Seven dead in Cambodia building collapse

Seven dead in Cambodia building collapse

Four Chinese nationals detained as search continues in rubble of resort condo in Sihanoukville

Rescuers use an excavator to remove rubble at the site of a collapsed building in Sihanoukville, Cambodia on Saturday. (AP Photo)
Rescuers use an excavator to remove rubble at the site of a collapsed building in Sihanoukville, Cambodia on Saturday. (AP Photo)

PHNOM PENH: A seven-storey building under construction collapsed in the coastal city of Sihanoukville early Saturday, killing seven workers and injuring 21, authorities said.
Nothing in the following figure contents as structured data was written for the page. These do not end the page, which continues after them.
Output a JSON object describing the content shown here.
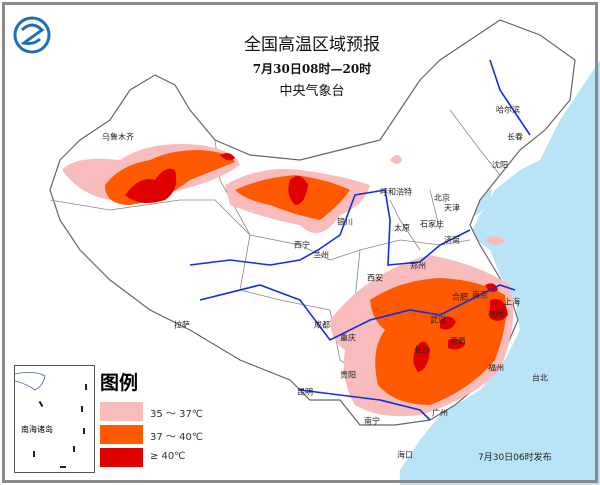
{
  "header": {
    "title": "全国高温区域预报",
    "subtitle": "7月30日08时—20时",
    "organization": "中央气象台"
  },
  "logo": {
    "icon": "cma-logo"
  },
  "legend": {
    "title": "图例",
    "items": [
      {
        "label": "35 ～ 37℃",
        "color": "#f9bcbc"
      },
      {
        "label": "37 ～ 40℃",
        "color": "#ff5a00"
      },
      {
        "label": "≥ 40℃",
        "color": "#e00000"
      }
    ]
  },
  "inset": {
    "label": "南海诸岛"
  },
  "issued": "7月30日06时发布",
  "colors": {
    "sea": "#b9e3f7",
    "rivers": "#1030e0",
    "borders": "#888888"
  },
  "cities": [
    "乌鲁木齐",
    "哈尔滨",
    "长春",
    "沈阳",
    "呼和浩特",
    "北京",
    "天津",
    "银川",
    "太原",
    "石家庄",
    "济南",
    "西宁",
    "兰州",
    "西安",
    "郑州",
    "合肥",
    "南京",
    "上海",
    "杭州",
    "武汉",
    "长沙",
    "南昌",
    "成都",
    "重庆",
    "贵阳",
    "昆明",
    "拉萨",
    "南宁",
    "广州",
    "福州",
    "台北",
    "海口"
  ]
}
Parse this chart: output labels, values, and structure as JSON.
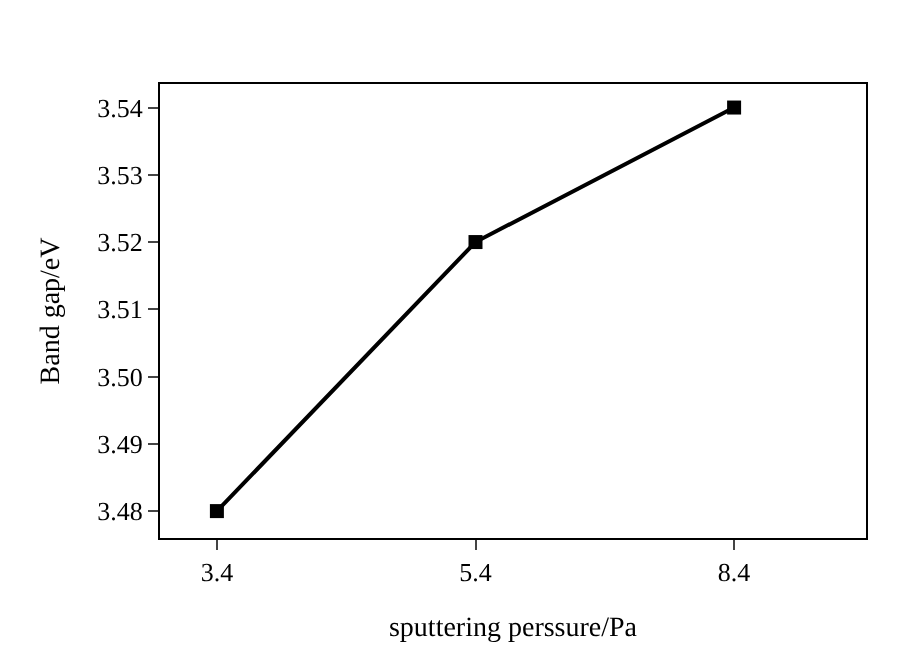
{
  "chart_data": {
    "type": "line",
    "xlabel": "sputtering perssure/Pa",
    "ylabel": "Band gap/eV",
    "categories": [
      "3.4",
      "5.4",
      "8.4"
    ],
    "series": [
      {
        "color": "#000000",
        "values": [
          3.48,
          3.52,
          3.54
        ]
      }
    ],
    "ylim": [
      3.476,
      3.5435
    ],
    "yticks": [
      3.48,
      3.49,
      {
        "value": 3.5,
        "label": "3.50"
      },
      3.51,
      3.52,
      3.53,
      3.54
    ],
    "marker": "square",
    "line_style": "solid"
  }
}
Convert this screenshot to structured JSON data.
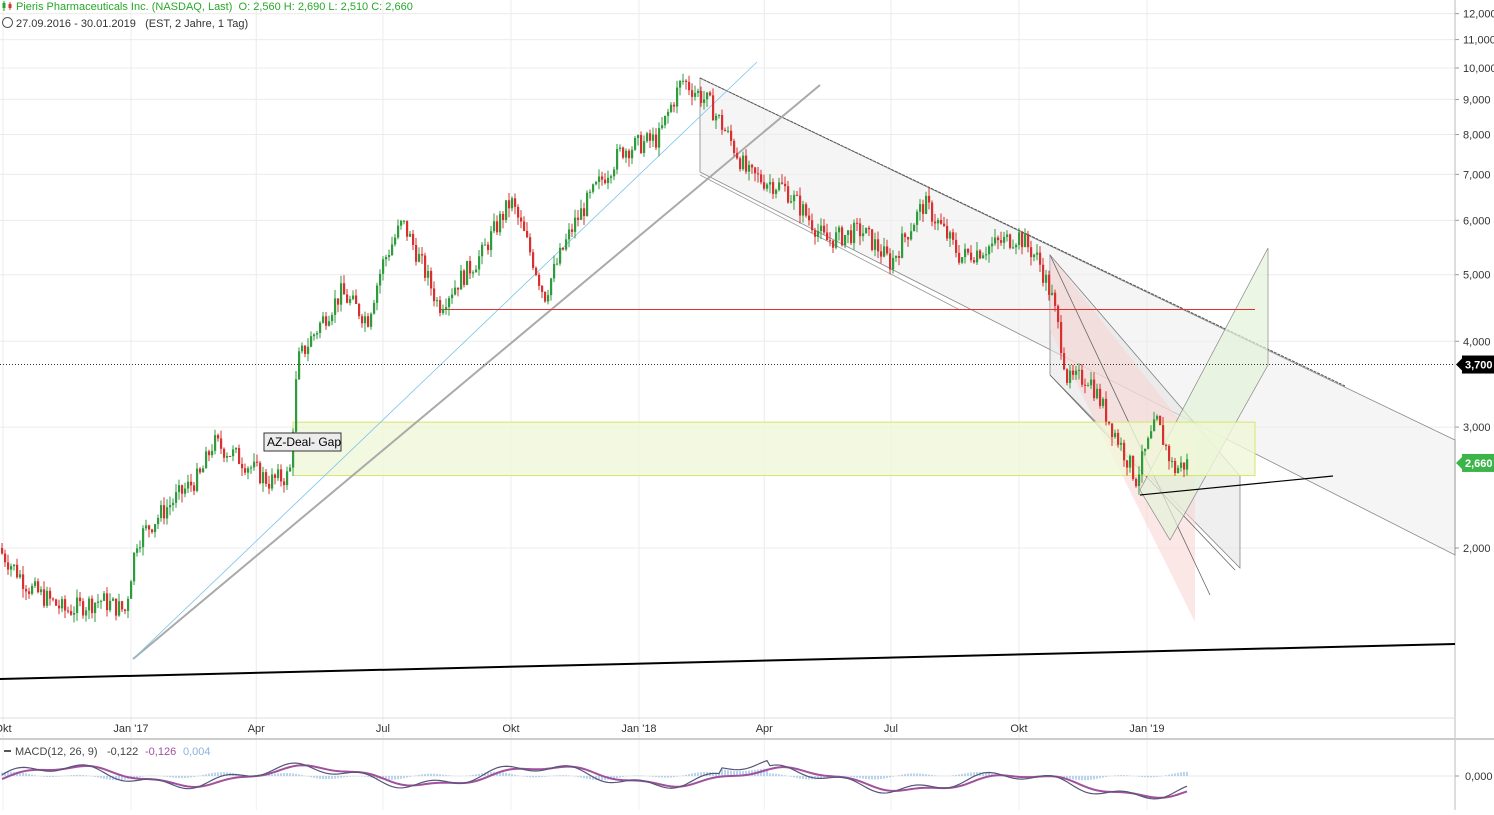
{
  "header": {
    "title": "Pieris Pharmaceuticals Inc. (NASDAQ, Last)",
    "ohlc": "O: 2,560  H: 2,690  L: 2,510  C: 2,660",
    "range": "27.09.2016 - 30.01.2019",
    "meta": "(EST, 2 Jahre, 1 Tag)"
  },
  "colors": {
    "up": "#2e9b3c",
    "down": "#d83030",
    "trend": "#000000",
    "support": "#e03030",
    "gap_fill": "#f0f8d8",
    "gap_border": "#d6e66a",
    "macd": "#555577",
    "signal": "#a0509c",
    "hist": "#9ec3e6"
  },
  "chart_data": {
    "type": "candlestick",
    "yscale": "log",
    "ylim": [
      1.5,
      12.0
    ],
    "y_ticks": [
      "12,000",
      "11,000",
      "10,000",
      "9,000",
      "8,000",
      "7,000",
      "6,000",
      "5,000",
      "4,000",
      "3,000",
      "2,000"
    ],
    "x_ticks": [
      "Okt",
      "Jan '17",
      "Apr",
      "Jul",
      "Okt",
      "Jan '18",
      "Apr",
      "Jul",
      "Okt",
      "Jan '19"
    ],
    "price_path": [
      [
        "2016-09-27",
        2.0
      ],
      [
        "2016-10-20",
        1.75
      ],
      [
        "2016-11-15",
        1.62
      ],
      [
        "2016-12-10",
        1.68
      ],
      [
        "2016-12-28",
        1.62
      ],
      [
        "2017-01-05",
        2.05
      ],
      [
        "2017-02-01",
        2.35
      ],
      [
        "2017-02-20",
        2.55
      ],
      [
        "2017-03-01",
        2.85
      ],
      [
        "2017-03-20",
        2.7
      ],
      [
        "2017-04-10",
        2.5
      ],
      [
        "2017-04-25",
        2.55
      ],
      [
        "2017-05-01",
        3.75
      ],
      [
        "2017-06-01",
        4.7
      ],
      [
        "2017-06-20",
        4.3
      ],
      [
        "2017-07-01",
        5.2
      ],
      [
        "2017-07-15",
        5.95
      ],
      [
        "2017-08-10",
        4.5
      ],
      [
        "2017-09-10",
        5.35
      ],
      [
        "2017-10-01",
        6.4
      ],
      [
        "2017-10-25",
        4.65
      ],
      [
        "2017-11-15",
        5.9
      ],
      [
        "2017-12-20",
        7.6
      ],
      [
        "2018-01-15",
        7.9
      ],
      [
        "2018-02-01",
        9.6
      ],
      [
        "2018-02-20",
        8.9
      ],
      [
        "2018-03-20",
        7.0
      ],
      [
        "2018-04-15",
        6.7
      ],
      [
        "2018-05-15",
        5.6
      ],
      [
        "2018-06-10",
        5.8
      ],
      [
        "2018-07-01",
        5.2
      ],
      [
        "2018-07-25",
        6.35
      ],
      [
        "2018-08-20",
        5.3
      ],
      [
        "2018-09-10",
        5.5
      ],
      [
        "2018-10-01",
        5.7
      ],
      [
        "2018-10-15",
        5.25
      ],
      [
        "2018-10-25",
        4.6
      ],
      [
        "2018-11-05",
        3.5
      ],
      [
        "2018-11-20",
        3.55
      ],
      [
        "2018-12-05",
        3.05
      ],
      [
        "2018-12-24",
        2.52
      ],
      [
        "2019-01-08",
        3.05
      ],
      [
        "2019-01-20",
        2.6
      ],
      [
        "2019-01-30",
        2.66
      ]
    ],
    "last_price": "3,700",
    "current_price": "2,660",
    "support_level": 4.45,
    "annotation": "AZ-Deal- Gap",
    "gap_zone": [
      2.55,
      3.05
    ],
    "indicator": {
      "name": "MACD(12, 26, 9)",
      "values": [
        "-0,122",
        "-0,126",
        "0,004"
      ],
      "zero_tick": "0,000"
    }
  }
}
Provincial authorities said in a statement that four Chinese nationals involved in the construction had been detained while an investigation into the collapse is carried out.

Rescue work at the site was under way to find out if any more workers were trapped in the rubble, said the city police chief, Maj Thul Phorsda.

The Ministry of Labour and Vocational Training said that 30 workers were at the site when the building tumbled around 4am. Police and provincial authorities said they were unsure how many people were working on the building.

It wasn't immediately clear what caused the collapse.

Yun Min, the governor of Preah Sihanouk province, said the building was owned by a Chinese investor who leased land for a condominium — one of many Chinese projects in the thriving beach resort.

Information Minister Khieu Kanharith said on his official Facebook page that the Cambodian workers were using the unfinished structure as their sleeping quarters. The building was about 70% to 80% completed.

Sihanoukville was once a sleepy fishing community before being claimed first by Western backpackers, and then wealthy Russians.

Chinese investment has flooded in in recent years, spurring a construction boom in a resort town known for its casinos which pull in mainland tourists.

There are around 50 Chinese-owned casinos and dozens of hotel complexes under construction.

Between 2016 and 2018, US$1 billion was invested by Chinese government and private businesses in the Preah Sihanouk province, according to official statistics.